To be canonized as a saint in the Roman Catholic church, one must have at least two “miracles” attributed to them. Vox reports on the so-called miracles that the woman, now burning in Hell, is receiving credit for.
The Vatican must recognize two miracles in order to canonize a saint, and Mother Teresa was put on a fast track toward sainthood after her death in 1997. Pope John Paul II recognized the first miracle, required for beatification, in 2003; Pope Francis has now recognized a second.
The miracle, according to the church, is that a Brazilian man whose family prayed to Mother Teresa was miraculously cured of brain tumors in 2008, while he was in a coma and about to enter surgery. The first miracle attributed to Mother Teresa also dealt with the disappearance of a tumor, this one of a woman in India.
Mother Teresa will probably be canonized in September as part of the pope’s Jubilee Year of Mercy.

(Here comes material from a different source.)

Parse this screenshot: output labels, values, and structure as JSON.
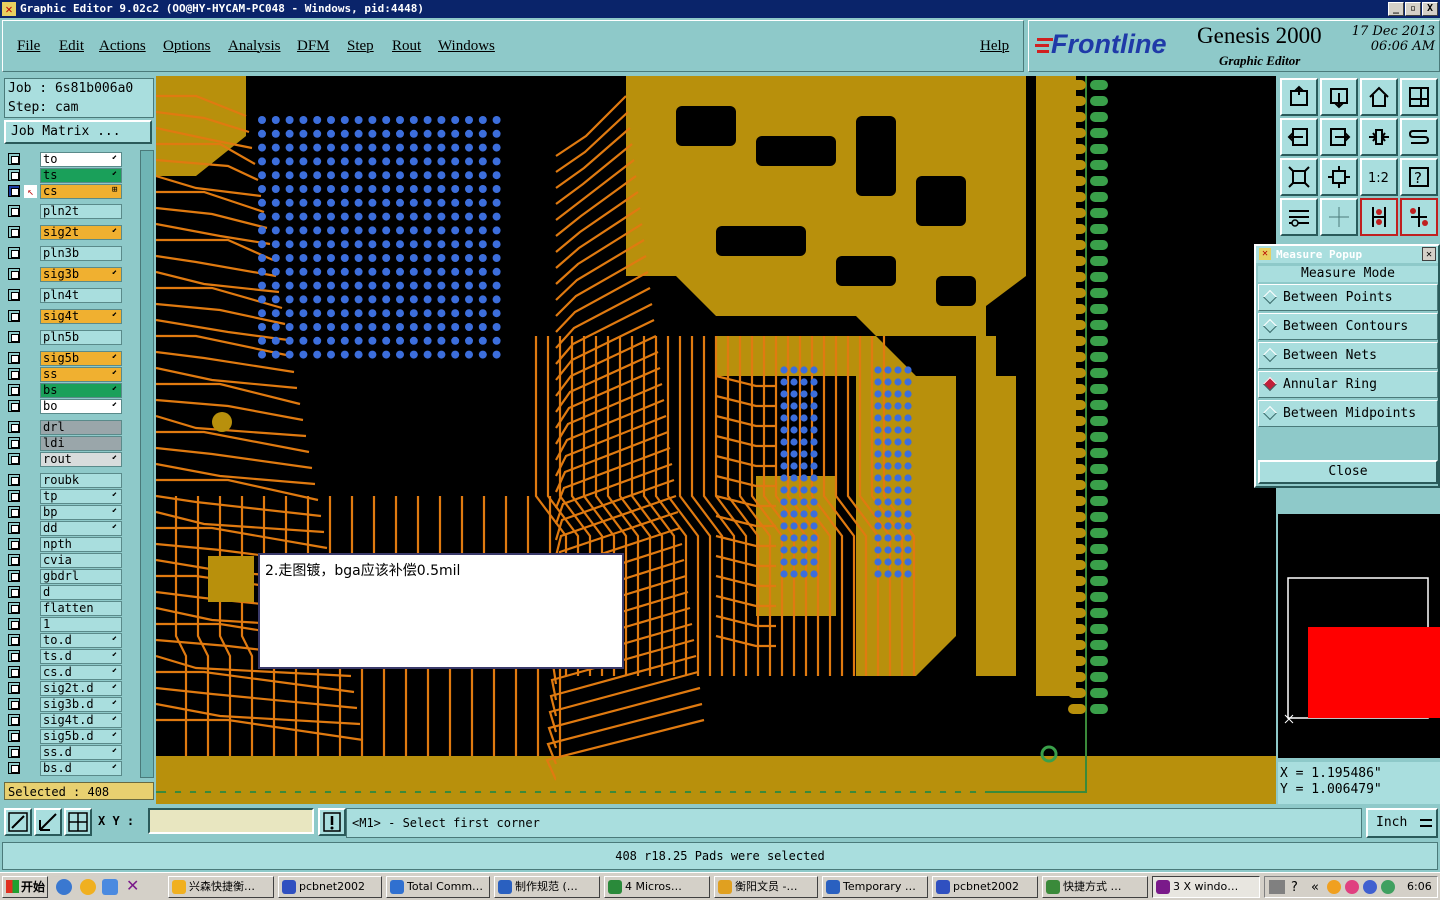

Let’s be clear. When the Roman Catholic church canonizes a saint, they worship that person. It’s not unusual for them to keep pieces of the dead person’s body, or blood, and use these “relics” as objects of worship. In fact, it is a requirement that every Roman Catholic altar have one of these bodily remains embedded in the altars of their temples. They may use the word “venerate” instead of “worship,” but their acts certainly worshipful, idolatrous, and blasphemous.